[Tutor] Stupid bug

Thu Nov 11 00:16:19 CET 2010

This isn't a question, I'm just offering it as a cautionary tale and an 
opportunity to laugh at my own stupidity.

I have a small function to calculate the MD5 checksum for a file.   It's 
nothing fancy:

###################################
import hashlib
def md5(filename, bufsize=65536):
     """
     Compute md5 hash of the named file
     bufsize is 64K by default
     """
     m = hashlib.md5()
     with open(filename,"rb") as fd:
         content = fd.read(bufsize)
         while content != "":
             m.update(content)
             content = fd.read(bufsize)
     return m.hexdigest()
###################################

I've discovered a need to calculate the checksum on the first 10K or so 
bytes of the file (faster when processing a whole CDROM or DVDROM full of 
large files; and also allows me to find when one file is a truncated copy 
of another).

This seemed like an easy enough variation, and I came up with something 
like this:

###################################
def md5_partial(filename, bufsize=65536, numbytes=10240):
     """
     Compute md5 hash of the first numbytes (10K by default) of named file
     bufsize is 64K by default
     """
     m = hashlib.md5()
     with open(filename,"rb") as fd:
         bytes_left = numbytes
         bytes_to_read = min(bytes_left, bufsize)
         content = fd.read(bytes_to_read)
         bytes_left = bytes_left - bytes_to_read
         while content != "" and bytes_left >0:
             m.update(content)
             bytes_to_read=min(bytes_left, bufsize)
             content = fd.read(bytes_to_read)
             bytes_left = bytes_left - bytes_to_read
     return m.hexdigest()
###################################

Okay, not elegant, and violates DRY a little bit, but what the heck.

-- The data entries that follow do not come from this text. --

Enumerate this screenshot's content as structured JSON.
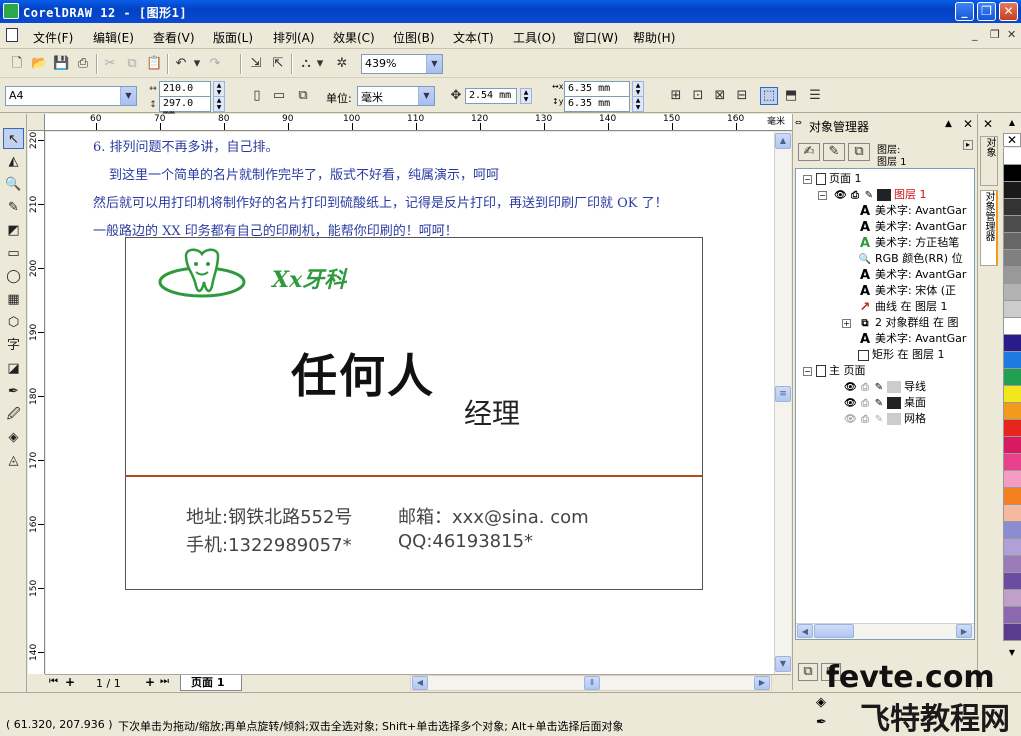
{
  "window": {
    "title": "CorelDRAW 12 - [图形1]"
  },
  "menu": [
    "文件(F)",
    "编辑(E)",
    "查看(V)",
    "版面(L)",
    "排列(A)",
    "效果(C)",
    "位图(B)",
    "文本(T)",
    "工具(O)",
    "窗口(W)",
    "帮助(H)"
  ],
  "toolbar": {
    "zoom": "439%"
  },
  "property_bar": {
    "page_size": "A4",
    "width": "210.0 mm",
    "height": "297.0 mm",
    "unit_label": "单位:",
    "unit": "毫米",
    "nudge": "2.54 mm",
    "dup_x": "6.35 mm",
    "dup_y": "6.35 mm"
  },
  "ruler": {
    "unit": "毫米",
    "h_ticks": [
      "60",
      "70",
      "80",
      "90",
      "100",
      "110",
      "120",
      "130",
      "140",
      "150",
      "160"
    ],
    "v_ticks": [
      "220",
      "210",
      "200",
      "190",
      "180",
      "170",
      "160",
      "150",
      "140"
    ]
  },
  "canvas_text": [
    "6. 排列问题不再多讲，自己排。",
    "到这里一个简单的名片就制作完毕了，版式不好看，纯属演示，呵呵",
    "然后就可以用打印机将制作好的名片打印到硫酸纸上，记得是反片打印，再送到印刷厂印就 OK 了！",
    "一般路边的 XX 印务都有自己的印刷机，能帮你印刷的！呵呵！"
  ],
  "card": {
    "brand": "Xx牙科",
    "name": "任何人",
    "role": "经理",
    "address": "地址:钢铁北路552号",
    "email": "邮箱：xxx@sina. com",
    "phone": "手机:1322989057*",
    "qq": "QQ:46193815*"
  },
  "page_nav": {
    "counter": "1 / 1",
    "tab": "页面 1"
  },
  "docker": {
    "title": "对象管理器",
    "layer_label": "图层:",
    "layer_value": "图层 1",
    "tree": [
      {
        "level": 0,
        "label": "页面 1",
        "icon": "page-icon"
      },
      {
        "level": 1,
        "label": "图层 1",
        "icon": "layer-icon",
        "highlight": true
      },
      {
        "level": 2,
        "label": "美术字: AvantGar",
        "icon": "text-A-icon"
      },
      {
        "level": 2,
        "label": "美术字: AvantGar",
        "icon": "text-A-icon"
      },
      {
        "level": 2,
        "label": "美术字: 方正毡笔",
        "icon": "text-A-icon"
      },
      {
        "level": 2,
        "label": "RGB 颜色(RR) 位",
        "icon": "bitmap-icon"
      },
      {
        "level": 2,
        "label": "美术字: AvantGar",
        "icon": "text-A-icon"
      },
      {
        "level": 2,
        "label": "美术字: 宋体 (正",
        "icon": "text-A-icon"
      },
      {
        "level": 2,
        "label": "曲线 在 图层 1",
        "icon": "curve-icon"
      },
      {
        "level": 2,
        "label": "2 对象群组 在 图",
        "icon": "group-icon"
      },
      {
        "level": 2,
        "label": "美术字: AvantGar",
        "icon": "text-A-icon"
      },
      {
        "level": 2,
        "label": "矩形 在 图层 1",
        "icon": "rect-icon"
      },
      {
        "level": 0,
        "label": "主 页面",
        "icon": "page-icon"
      },
      {
        "level": 1,
        "label": "导线",
        "icon": "layer-icon"
      },
      {
        "level": 1,
        "label": "桌面",
        "icon": "layer-icon"
      },
      {
        "level": 1,
        "label": "网格",
        "icon": "layer-icon"
      }
    ]
  },
  "side_tabs": [
    "对象",
    "对象管理器"
  ],
  "palette": [
    "#ffffff",
    "#000000",
    "#1a1a1a",
    "#333333",
    "#4d4d4d",
    "#666666",
    "#808080",
    "#999999",
    "#b3b3b3",
    "#cccccc",
    "#ffffff",
    "#2b1a8c",
    "#1f7ae0",
    "#20a050",
    "#f2e61c",
    "#f29a1c",
    "#e6261c",
    "#d81b60",
    "#e8408c",
    "#f49cc4",
    "#f48020",
    "#f5b8a0",
    "#8c8cd0",
    "#b0a0d8",
    "#9c7cb8",
    "#6c4ca0",
    "#c0a0c8",
    "#8c68b0",
    "#5a3c8c"
  ],
  "status": {
    "coords": "( 61.320, 207.936 )",
    "message": "下次单击为拖动/缩放;再单点旋转/倾斜;双击全选对象; Shift+单击选择多个对象; Alt+单击选择后面对象"
  },
  "watermark": {
    "line1": "fevte.com",
    "line2": "飞特教程网"
  }
}
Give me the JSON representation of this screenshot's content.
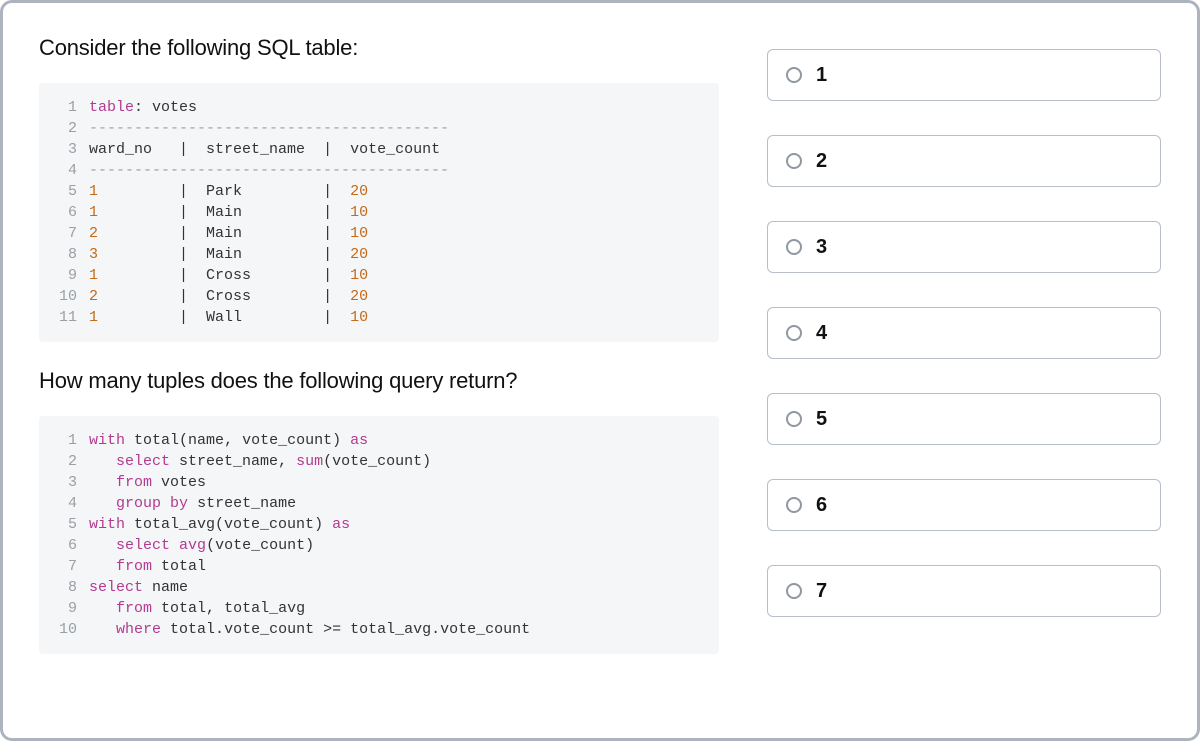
{
  "question": {
    "intro": "Consider the following SQL table:",
    "prompt": "How many tuples does the following query return?"
  },
  "table_block": {
    "lines": [
      [
        {
          "t": "kw",
          "v": "table"
        },
        {
          "t": "punc",
          "v": ": "
        },
        {
          "t": "id",
          "v": "votes"
        }
      ],
      [
        {
          "t": "dash",
          "v": "----------------------------------------"
        }
      ],
      [
        {
          "t": "id",
          "v": "ward_no   "
        },
        {
          "t": "punc",
          "v": "|  "
        },
        {
          "t": "id",
          "v": "street_name  "
        },
        {
          "t": "punc",
          "v": "|  "
        },
        {
          "t": "id",
          "v": "vote_count"
        }
      ],
      [
        {
          "t": "dash",
          "v": "----------------------------------------"
        }
      ],
      [
        {
          "t": "num",
          "v": "1         "
        },
        {
          "t": "punc",
          "v": "|  "
        },
        {
          "t": "id",
          "v": "Park         "
        },
        {
          "t": "punc",
          "v": "|  "
        },
        {
          "t": "num",
          "v": "20"
        }
      ],
      [
        {
          "t": "num",
          "v": "1         "
        },
        {
          "t": "punc",
          "v": "|  "
        },
        {
          "t": "id",
          "v": "Main         "
        },
        {
          "t": "punc",
          "v": "|  "
        },
        {
          "t": "num",
          "v": "10"
        }
      ],
      [
        {
          "t": "num",
          "v": "2         "
        },
        {
          "t": "punc",
          "v": "|  "
        },
        {
          "t": "id",
          "v": "Main         "
        },
        {
          "t": "punc",
          "v": "|  "
        },
        {
          "t": "num",
          "v": "10"
        }
      ],
      [
        {
          "t": "num",
          "v": "3         "
        },
        {
          "t": "punc",
          "v": "|  "
        },
        {
          "t": "id",
          "v": "Main         "
        },
        {
          "t": "punc",
          "v": "|  "
        },
        {
          "t": "num",
          "v": "20"
        }
      ],
      [
        {
          "t": "num",
          "v": "1         "
        },
        {
          "t": "punc",
          "v": "|  "
        },
        {
          "t": "id",
          "v": "Cross        "
        },
        {
          "t": "punc",
          "v": "|  "
        },
        {
          "t": "num",
          "v": "10"
        }
      ],
      [
        {
          "t": "num",
          "v": "2         "
        },
        {
          "t": "punc",
          "v": "|  "
        },
        {
          "t": "id",
          "v": "Cross        "
        },
        {
          "t": "punc",
          "v": "|  "
        },
        {
          "t": "num",
          "v": "20"
        }
      ],
      [
        {
          "t": "num",
          "v": "1         "
        },
        {
          "t": "punc",
          "v": "|  "
        },
        {
          "t": "id",
          "v": "Wall         "
        },
        {
          "t": "punc",
          "v": "|  "
        },
        {
          "t": "num",
          "v": "10"
        }
      ]
    ]
  },
  "query_block": {
    "lines": [
      [
        {
          "t": "kw",
          "v": "with"
        },
        {
          "t": "id",
          "v": " total"
        },
        {
          "t": "punc",
          "v": "("
        },
        {
          "t": "id",
          "v": "name"
        },
        {
          "t": "punc",
          "v": ", "
        },
        {
          "t": "id",
          "v": "vote_count"
        },
        {
          "t": "punc",
          "v": ") "
        },
        {
          "t": "kw",
          "v": "as"
        }
      ],
      [
        {
          "t": "id",
          "v": "   "
        },
        {
          "t": "kw",
          "v": "select"
        },
        {
          "t": "id",
          "v": " street_name"
        },
        {
          "t": "punc",
          "v": ", "
        },
        {
          "t": "kw",
          "v": "sum"
        },
        {
          "t": "punc",
          "v": "("
        },
        {
          "t": "id",
          "v": "vote_count"
        },
        {
          "t": "punc",
          "v": ")"
        }
      ],
      [
        {
          "t": "id",
          "v": "   "
        },
        {
          "t": "kw",
          "v": "from"
        },
        {
          "t": "id",
          "v": " votes"
        }
      ],
      [
        {
          "t": "id",
          "v": "   "
        },
        {
          "t": "kw",
          "v": "group"
        },
        {
          "t": "id",
          "v": " "
        },
        {
          "t": "kw",
          "v": "by"
        },
        {
          "t": "id",
          "v": " street_name"
        }
      ],
      [
        {
          "t": "kw",
          "v": "with"
        },
        {
          "t": "id",
          "v": " total_avg"
        },
        {
          "t": "punc",
          "v": "("
        },
        {
          "t": "id",
          "v": "vote_count"
        },
        {
          "t": "punc",
          "v": ") "
        },
        {
          "t": "kw",
          "v": "as"
        }
      ],
      [
        {
          "t": "id",
          "v": "   "
        },
        {
          "t": "kw",
          "v": "select"
        },
        {
          "t": "id",
          "v": " "
        },
        {
          "t": "kw",
          "v": "avg"
        },
        {
          "t": "punc",
          "v": "("
        },
        {
          "t": "id",
          "v": "vote_count"
        },
        {
          "t": "punc",
          "v": ")"
        }
      ],
      [
        {
          "t": "id",
          "v": "   "
        },
        {
          "t": "kw",
          "v": "from"
        },
        {
          "t": "id",
          "v": " total"
        }
      ],
      [
        {
          "t": "kw",
          "v": "select"
        },
        {
          "t": "id",
          "v": " name"
        }
      ],
      [
        {
          "t": "id",
          "v": "   "
        },
        {
          "t": "kw",
          "v": "from"
        },
        {
          "t": "id",
          "v": " total"
        },
        {
          "t": "punc",
          "v": ", "
        },
        {
          "t": "id",
          "v": "total_avg"
        }
      ],
      [
        {
          "t": "id",
          "v": "   "
        },
        {
          "t": "kw",
          "v": "where"
        },
        {
          "t": "id",
          "v": " total"
        },
        {
          "t": "punc",
          "v": "."
        },
        {
          "t": "id",
          "v": "vote_count "
        },
        {
          "t": "punc",
          "v": ">="
        },
        {
          "t": "id",
          "v": " total_avg"
        },
        {
          "t": "punc",
          "v": "."
        },
        {
          "t": "id",
          "v": "vote_count"
        }
      ]
    ]
  },
  "options": [
    {
      "label": "1"
    },
    {
      "label": "2"
    },
    {
      "label": "3"
    },
    {
      "label": "4"
    },
    {
      "label": "5"
    },
    {
      "label": "6"
    },
    {
      "label": "7"
    }
  ]
}
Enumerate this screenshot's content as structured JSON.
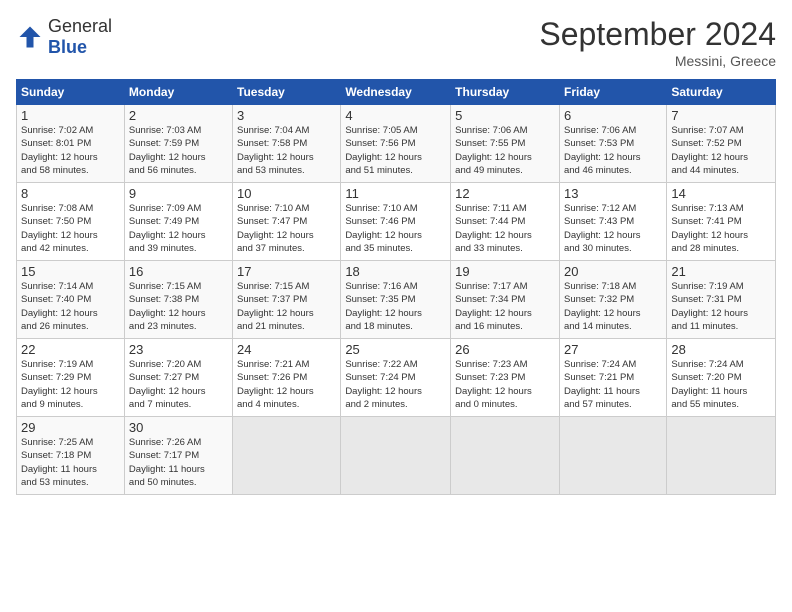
{
  "logo": {
    "general": "General",
    "blue": "Blue"
  },
  "title": "September 2024",
  "location": "Messini, Greece",
  "headers": [
    "Sunday",
    "Monday",
    "Tuesday",
    "Wednesday",
    "Thursday",
    "Friday",
    "Saturday"
  ],
  "weeks": [
    [
      {
        "day": "1",
        "detail": "Sunrise: 7:02 AM\nSunset: 8:01 PM\nDaylight: 12 hours\nand 58 minutes."
      },
      {
        "day": "2",
        "detail": "Sunrise: 7:03 AM\nSunset: 7:59 PM\nDaylight: 12 hours\nand 56 minutes."
      },
      {
        "day": "3",
        "detail": "Sunrise: 7:04 AM\nSunset: 7:58 PM\nDaylight: 12 hours\nand 53 minutes."
      },
      {
        "day": "4",
        "detail": "Sunrise: 7:05 AM\nSunset: 7:56 PM\nDaylight: 12 hours\nand 51 minutes."
      },
      {
        "day": "5",
        "detail": "Sunrise: 7:06 AM\nSunset: 7:55 PM\nDaylight: 12 hours\nand 49 minutes."
      },
      {
        "day": "6",
        "detail": "Sunrise: 7:06 AM\nSunset: 7:53 PM\nDaylight: 12 hours\nand 46 minutes."
      },
      {
        "day": "7",
        "detail": "Sunrise: 7:07 AM\nSunset: 7:52 PM\nDaylight: 12 hours\nand 44 minutes."
      }
    ],
    [
      {
        "day": "8",
        "detail": "Sunrise: 7:08 AM\nSunset: 7:50 PM\nDaylight: 12 hours\nand 42 minutes."
      },
      {
        "day": "9",
        "detail": "Sunrise: 7:09 AM\nSunset: 7:49 PM\nDaylight: 12 hours\nand 39 minutes."
      },
      {
        "day": "10",
        "detail": "Sunrise: 7:10 AM\nSunset: 7:47 PM\nDaylight: 12 hours\nand 37 minutes."
      },
      {
        "day": "11",
        "detail": "Sunrise: 7:10 AM\nSunset: 7:46 PM\nDaylight: 12 hours\nand 35 minutes."
      },
      {
        "day": "12",
        "detail": "Sunrise: 7:11 AM\nSunset: 7:44 PM\nDaylight: 12 hours\nand 33 minutes."
      },
      {
        "day": "13",
        "detail": "Sunrise: 7:12 AM\nSunset: 7:43 PM\nDaylight: 12 hours\nand 30 minutes."
      },
      {
        "day": "14",
        "detail": "Sunrise: 7:13 AM\nSunset: 7:41 PM\nDaylight: 12 hours\nand 28 minutes."
      }
    ],
    [
      {
        "day": "15",
        "detail": "Sunrise: 7:14 AM\nSunset: 7:40 PM\nDaylight: 12 hours\nand 26 minutes."
      },
      {
        "day": "16",
        "detail": "Sunrise: 7:15 AM\nSunset: 7:38 PM\nDaylight: 12 hours\nand 23 minutes."
      },
      {
        "day": "17",
        "detail": "Sunrise: 7:15 AM\nSunset: 7:37 PM\nDaylight: 12 hours\nand 21 minutes."
      },
      {
        "day": "18",
        "detail": "Sunrise: 7:16 AM\nSunset: 7:35 PM\nDaylight: 12 hours\nand 18 minutes."
      },
      {
        "day": "19",
        "detail": "Sunrise: 7:17 AM\nSunset: 7:34 PM\nDaylight: 12 hours\nand 16 minutes."
      },
      {
        "day": "20",
        "detail": "Sunrise: 7:18 AM\nSunset: 7:32 PM\nDaylight: 12 hours\nand 14 minutes."
      },
      {
        "day": "21",
        "detail": "Sunrise: 7:19 AM\nSunset: 7:31 PM\nDaylight: 12 hours\nand 11 minutes."
      }
    ],
    [
      {
        "day": "22",
        "detail": "Sunrise: 7:19 AM\nSunset: 7:29 PM\nDaylight: 12 hours\nand 9 minutes."
      },
      {
        "day": "23",
        "detail": "Sunrise: 7:20 AM\nSunset: 7:27 PM\nDaylight: 12 hours\nand 7 minutes."
      },
      {
        "day": "24",
        "detail": "Sunrise: 7:21 AM\nSunset: 7:26 PM\nDaylight: 12 hours\nand 4 minutes."
      },
      {
        "day": "25",
        "detail": "Sunrise: 7:22 AM\nSunset: 7:24 PM\nDaylight: 12 hours\nand 2 minutes."
      },
      {
        "day": "26",
        "detail": "Sunrise: 7:23 AM\nSunset: 7:23 PM\nDaylight: 12 hours\nand 0 minutes."
      },
      {
        "day": "27",
        "detail": "Sunrise: 7:24 AM\nSunset: 7:21 PM\nDaylight: 11 hours\nand 57 minutes."
      },
      {
        "day": "28",
        "detail": "Sunrise: 7:24 AM\nSunset: 7:20 PM\nDaylight: 11 hours\nand 55 minutes."
      }
    ],
    [
      {
        "day": "29",
        "detail": "Sunrise: 7:25 AM\nSunset: 7:18 PM\nDaylight: 11 hours\nand 53 minutes."
      },
      {
        "day": "30",
        "detail": "Sunrise: 7:26 AM\nSunset: 7:17 PM\nDaylight: 11 hours\nand 50 minutes."
      },
      {
        "day": "",
        "detail": ""
      },
      {
        "day": "",
        "detail": ""
      },
      {
        "day": "",
        "detail": ""
      },
      {
        "day": "",
        "detail": ""
      },
      {
        "day": "",
        "detail": ""
      }
    ]
  ]
}
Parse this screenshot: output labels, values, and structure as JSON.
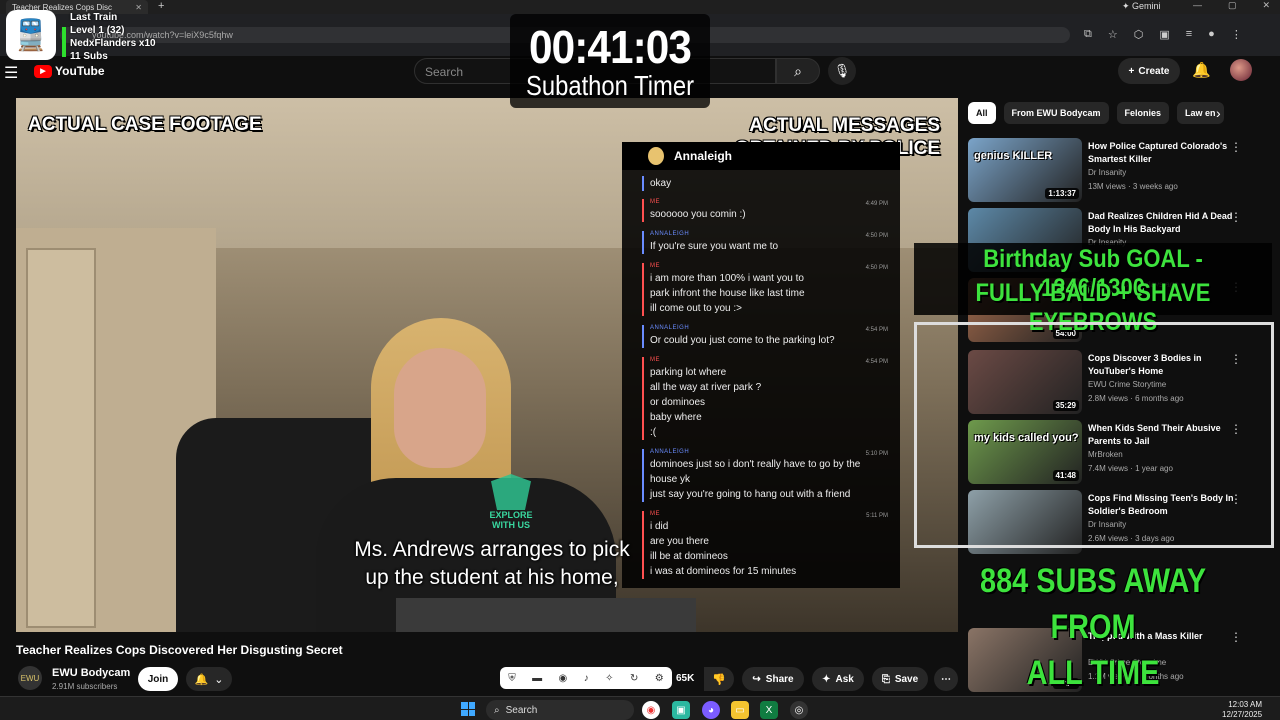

I set up a small file (a few hundred bytes) and confirmed that md5 and 
md5_partial both returned the same value (where the number of bytes I was 
sampling exceeded the size of the file).  Great, working as desired.

But then when I tried a larger file, I was still getting the same checksum 
for both.  It was clearly processing the entire file.

I started messing with it; putting in counters and print statements, 
using the Gettysburg Address as sample daya and iterating over 
20 bytes at a time, printing out each one, making sure it stopped 
appropriately.  Still no luck.

I spent 90 minutes over two sessions when I finally found my error.

My invocation of the first checksum was:

###################################
checksumvalue = my.hashing.md5("filename.txt")
# (Not an error: I keep my own modules in Lib/site-packages/my/ )
print checksumvalue
#
# [several lines of code that among other things, define my new
# function being tested]
#
checksumvalue2 = md5_partial("filename.txt", numbytes=200
print checksumvalue

Turns out my function was working correctly all along; but with my typo, I 
was printing out the value from the first checksum each time.  Doh!

Well, no harm done, other than wasted time, and I did turn up a silly but 
harmless off-by-one error in the process.